Um die Behandlung planen und die geeigneten Therapien heraussuchen zu können, wird der Tumor nach international gebräuchlichen Kriterien klassifiziert. Diese Kriterien ermöglichen es, die anatomische Ausbreitung eines Tumors einheitlich zu klassifizieren und verschiedenen Stadien zuzuordnen.
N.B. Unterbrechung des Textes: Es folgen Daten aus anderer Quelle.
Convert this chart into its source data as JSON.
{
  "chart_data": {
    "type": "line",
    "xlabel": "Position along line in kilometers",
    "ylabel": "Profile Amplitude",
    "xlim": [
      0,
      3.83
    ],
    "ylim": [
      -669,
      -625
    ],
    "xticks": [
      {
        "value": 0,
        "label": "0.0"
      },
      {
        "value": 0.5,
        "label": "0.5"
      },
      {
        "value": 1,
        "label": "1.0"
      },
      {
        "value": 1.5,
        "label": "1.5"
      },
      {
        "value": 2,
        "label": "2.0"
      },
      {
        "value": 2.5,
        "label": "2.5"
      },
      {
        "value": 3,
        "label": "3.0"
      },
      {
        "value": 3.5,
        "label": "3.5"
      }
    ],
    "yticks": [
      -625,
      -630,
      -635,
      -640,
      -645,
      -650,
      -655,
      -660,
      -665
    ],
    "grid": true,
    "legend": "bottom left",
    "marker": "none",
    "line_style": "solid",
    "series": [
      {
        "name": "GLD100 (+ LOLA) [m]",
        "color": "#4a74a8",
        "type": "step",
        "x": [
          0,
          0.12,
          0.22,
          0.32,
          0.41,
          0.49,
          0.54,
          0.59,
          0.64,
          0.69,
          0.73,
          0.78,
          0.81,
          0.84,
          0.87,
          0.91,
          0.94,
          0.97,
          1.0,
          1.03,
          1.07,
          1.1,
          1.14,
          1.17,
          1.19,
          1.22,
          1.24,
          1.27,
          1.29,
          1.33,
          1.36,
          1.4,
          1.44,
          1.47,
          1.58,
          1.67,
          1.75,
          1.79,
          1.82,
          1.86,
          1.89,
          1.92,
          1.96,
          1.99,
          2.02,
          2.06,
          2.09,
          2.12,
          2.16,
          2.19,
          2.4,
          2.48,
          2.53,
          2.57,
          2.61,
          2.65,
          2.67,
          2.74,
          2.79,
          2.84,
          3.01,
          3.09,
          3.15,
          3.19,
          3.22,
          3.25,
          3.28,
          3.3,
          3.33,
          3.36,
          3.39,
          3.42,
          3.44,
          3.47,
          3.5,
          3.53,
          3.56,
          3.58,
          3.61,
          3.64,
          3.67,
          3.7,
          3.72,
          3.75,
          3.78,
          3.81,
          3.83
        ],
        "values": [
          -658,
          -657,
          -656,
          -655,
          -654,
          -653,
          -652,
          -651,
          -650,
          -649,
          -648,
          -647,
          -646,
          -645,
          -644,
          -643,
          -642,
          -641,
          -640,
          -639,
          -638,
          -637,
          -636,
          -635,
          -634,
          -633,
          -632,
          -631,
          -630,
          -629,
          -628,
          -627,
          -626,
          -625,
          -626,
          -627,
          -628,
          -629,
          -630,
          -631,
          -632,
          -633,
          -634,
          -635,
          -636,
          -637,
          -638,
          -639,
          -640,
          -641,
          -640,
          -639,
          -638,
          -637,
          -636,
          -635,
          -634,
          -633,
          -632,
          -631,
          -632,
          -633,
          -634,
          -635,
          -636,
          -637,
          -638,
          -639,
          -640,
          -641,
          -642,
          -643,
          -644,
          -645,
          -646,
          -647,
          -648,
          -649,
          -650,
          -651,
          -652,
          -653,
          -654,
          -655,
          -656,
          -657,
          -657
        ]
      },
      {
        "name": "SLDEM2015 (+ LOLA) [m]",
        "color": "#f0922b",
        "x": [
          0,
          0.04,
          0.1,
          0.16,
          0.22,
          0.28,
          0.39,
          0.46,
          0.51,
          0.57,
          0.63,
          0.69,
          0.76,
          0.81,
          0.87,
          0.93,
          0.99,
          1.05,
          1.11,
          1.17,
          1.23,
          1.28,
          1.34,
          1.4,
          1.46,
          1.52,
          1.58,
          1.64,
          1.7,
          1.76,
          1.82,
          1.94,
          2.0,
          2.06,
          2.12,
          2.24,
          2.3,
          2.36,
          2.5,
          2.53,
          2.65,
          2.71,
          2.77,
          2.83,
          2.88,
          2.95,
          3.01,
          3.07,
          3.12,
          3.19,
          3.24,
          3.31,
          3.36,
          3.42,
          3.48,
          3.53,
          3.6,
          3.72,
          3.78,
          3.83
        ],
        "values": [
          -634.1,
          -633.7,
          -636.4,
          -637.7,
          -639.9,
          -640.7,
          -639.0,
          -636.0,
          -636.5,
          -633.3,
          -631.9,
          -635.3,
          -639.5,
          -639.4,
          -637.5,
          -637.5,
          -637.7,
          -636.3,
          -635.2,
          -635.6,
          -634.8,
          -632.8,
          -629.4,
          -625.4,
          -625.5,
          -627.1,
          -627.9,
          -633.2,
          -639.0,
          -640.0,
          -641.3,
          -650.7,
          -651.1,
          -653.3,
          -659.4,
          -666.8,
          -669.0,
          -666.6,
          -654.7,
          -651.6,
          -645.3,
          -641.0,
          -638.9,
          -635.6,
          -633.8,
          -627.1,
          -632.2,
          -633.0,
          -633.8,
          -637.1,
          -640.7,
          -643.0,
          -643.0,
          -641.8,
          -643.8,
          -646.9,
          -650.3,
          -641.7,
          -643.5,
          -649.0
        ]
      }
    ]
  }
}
Vor der Operation erfolgt eine vorläufige Einstufung; präzise kann die Ausbreitung und die Bösartigkeit jedoch erst nach der Entfernung des Tumors und der mikroskopischen Untersuchung des Gewebes eingeschätzt werden.

TNM-Klassifikation

Je nach Ausbreitung des Tumors spricht man von verschiedenen Stadien (Entwicklungsstufen) des Krebses. Die Einteilung erfolgt nach bestimmten Normen, für die hauptsächlich drei Gesichtspunkte maßgebend sind:

  • die Größe und Ausbreitung des Primärtumors (T)
  • Fehlen oder Vorhandensein von örtlich oder benachbarten (regionären) Lymphknotenmetastasen (N)
  • das Vorhandensein von Fernmetastasen (M)

Man verwendet deshalb auch den Begriff TNM-Klassifikation (englisch: tumor, node, metastasis).

Ziffern hinter den Buchstaben geben genauere Hinweise auf die Ausdehnung des Tumors (T1-4), Zahl und Lage der befallenen Lymphknoten (N0-2) und das Vorhandensein oder Fehlen von entfernten Metastasen (M0 und M1). Ein Beispiel: T1 N0 M0 würde bedeutet, dass es sich um einen kleinen Tumor ohne Lymphknotenbefall und ohne Metastasen handelt.
Beschreibungen im TNM-System können später als Grundlage für weitere Klassifizierungen des Krankheitsstadiums dienen, das sogenannte "Staging". Diese Einteilung gibt Auskunft über die Prognose einer Krebserkrankung.

Dr. H. Lehfer

Grading

Ein weiterer Punkt, der bei der Charakterisierung des Tumors eine Rolle spielt, ist die Beschaffenheit des Krebsgewebes. Sie wird bei der mikroskopischen Untersuchung des bei der Biopsie oder während der Operation entnommenen Gewebes bestimmt. Diese Abweichung des Tumorgewebes von Normalgewebe bezeichnet man als Grading.Als Klassifikationsmerkmal dient dabei der Differenzierungsgrad – also das Ausmaß, in dem verdächtige von gesunden Zellen abweichen. Unterschieden werden vier Stufen:

  • G1 – gut differenziert (weniger bösartig)
  • G2 – mäßig differenziert
  • G3 – schlecht differenziert
  • G4 – nicht differenziert (sehr bösartig)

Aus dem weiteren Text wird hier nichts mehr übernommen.